A point $x \in X$ is a limit point of $A \subset X$ if every open set $U \ni x$ contains some $y \in A$ such that $y \neq x$.
A condensation point satisfies that each of its open neighbourhoods is uncountable.
Kechris proposes to choose the set of condensation points in $X$ as the perfect set $P$. In order to show that $P$ has no isolated points, he takes some $x \in P$ and some open set $U$ containing $x$. Now, $U$ is uncountable since $x$ is a condensation point. So it suffices to show that $U$ contains some condensation point other than $x$. Now, Kechris simply mentions that
[since] $U$ is uncountable, […] it contains uncountably many condensation points
from which he easily deduces that $U \cap P$ is non-empty (even uncountable), which completes the proof of existence.

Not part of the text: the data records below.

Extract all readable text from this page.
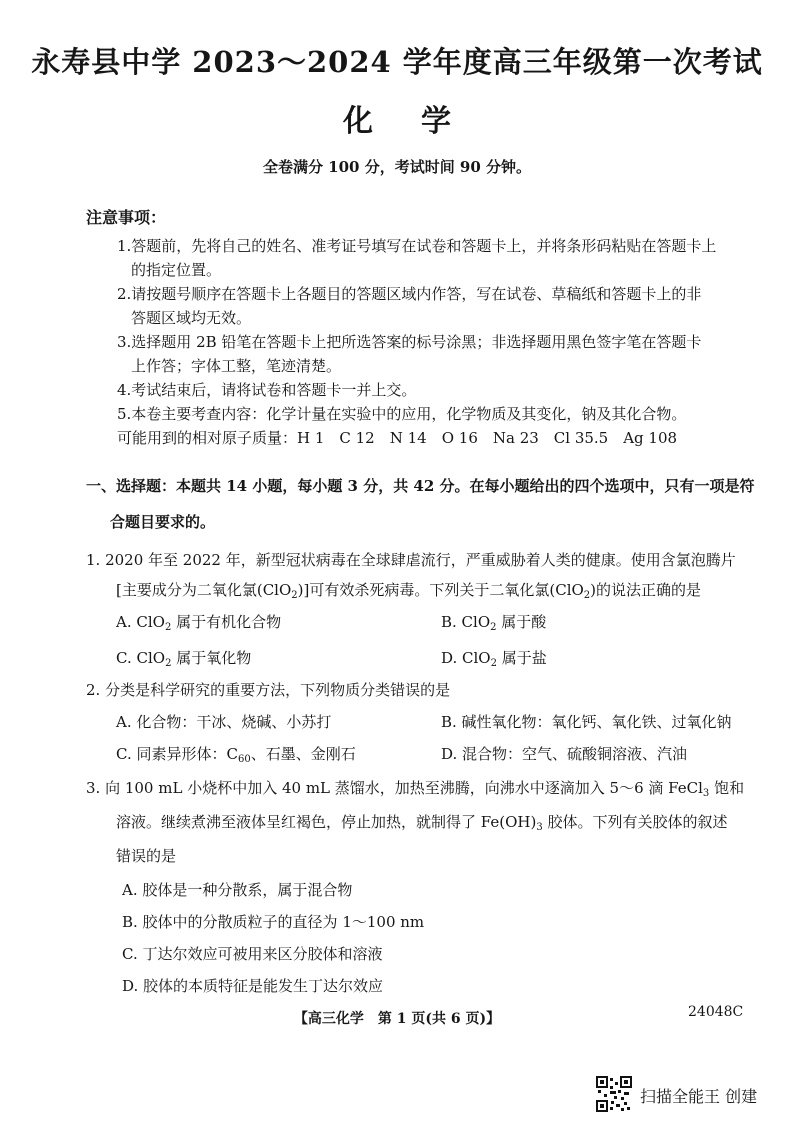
永寿县中学 2023～2024 学年度高三年级第一次考试
化学
全卷满分 100 分，考试时间 90 分钟。
注意事项：
1.答题前，先将自己的姓名、准考证号填写在试卷和答题卡上，并将条形码粘贴在答题卡上
的指定位置。
2.请按题号顺序在答题卡上各题目的答题区域内作答，写在试卷、草稿纸和答题卡上的非
答题区域均无效。
3.选择题用 2B 铅笔在答题卡上把所选答案的标号涂黑；非选择题用黑色签字笔在答题卡
上作答；字体工整，笔迹清楚。
4.考试结束后，请将试卷和答题卡一并上交。
5.本卷主要考查内容：化学计量在实验中的应用，化学物质及其变化，钠及其化合物。
可能用到的相对原子质量：H 1　C 12　N 14　O 16　Na 23　Cl 35.5　Ag 108
一、选择题：本题共 14 小题，每小题 3 分，共 42 分。在每小题给出的四个选项中，只有一项是符
合题目要求的。
1. 2020 年至 2022 年，新型冠状病毒在全球肆虐流行，严重威胁着人类的健康。使用含氯泡腾片
[主要成分为二氧化氯(ClO$_2$)]可有效杀死病毒。下列关于二氧化氯(ClO$_2$)的说法正确的是
A. ClO$_2$ 属于有机化合物	B. ClO$_2$ 属于酸
C. ClO$_2$ 属于氧化物	D. ClO$_2$ 属于盐
2. 分类是科学研究的重要方法，下列物质分类错误的是
A. 化合物：干冰、烧碱、小苏打	B. 碱性氧化物：氧化钙、氧化铁、过氧化钠
C. 同素异形体：$C_{60}$、石墨、金刚石	D. 混合物：空气、硫酸铜溶液、汽油
3. 向 100 mL 小烧杯中加入 40 mL 蒸馏水，加热至沸腾，向沸水中逐滴加入 5～6 滴 FeCl$_3$ 饱和
溶液。继续煮沸至液体呈红褐色，停止加热，就制得了 $Fe(OH)_3$ 胶体。下列有关胶体的叙述
错误的是
A. 胶体是一种分散系，属于混合物
B. 胶体中的分散质粒子的直径为 1～100 nm
C. 丁达尔效应可被用来区分胶体和溶液
D. 胶体的本质特征是能发生丁达尔效应
【高三化学　第 1 页(共 6 页)】	24048C
扫描全能王 创建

Why is this statement true?
Best Answer
$X$ is separable and metrizable, so it has a countable base $\mathscr{B}$. Let $V$ be the set of points of $X$ that are not condensation points. Each $x\in V$ has a countable open nbhd $B_x\in\mathscr{B}$, and it’s clear that $B_x\subseteq V$, so in fact $V=\bigcup\{B_x:x\in V\}$ and is countable. Take $P=X\setminus V$, the set of condensation points. Now fix $x\in P$, and let $U$ be an open nbhd of $x$; $U$ is uncountable, so $U\cap P=U\setminus V$ is also uncountable.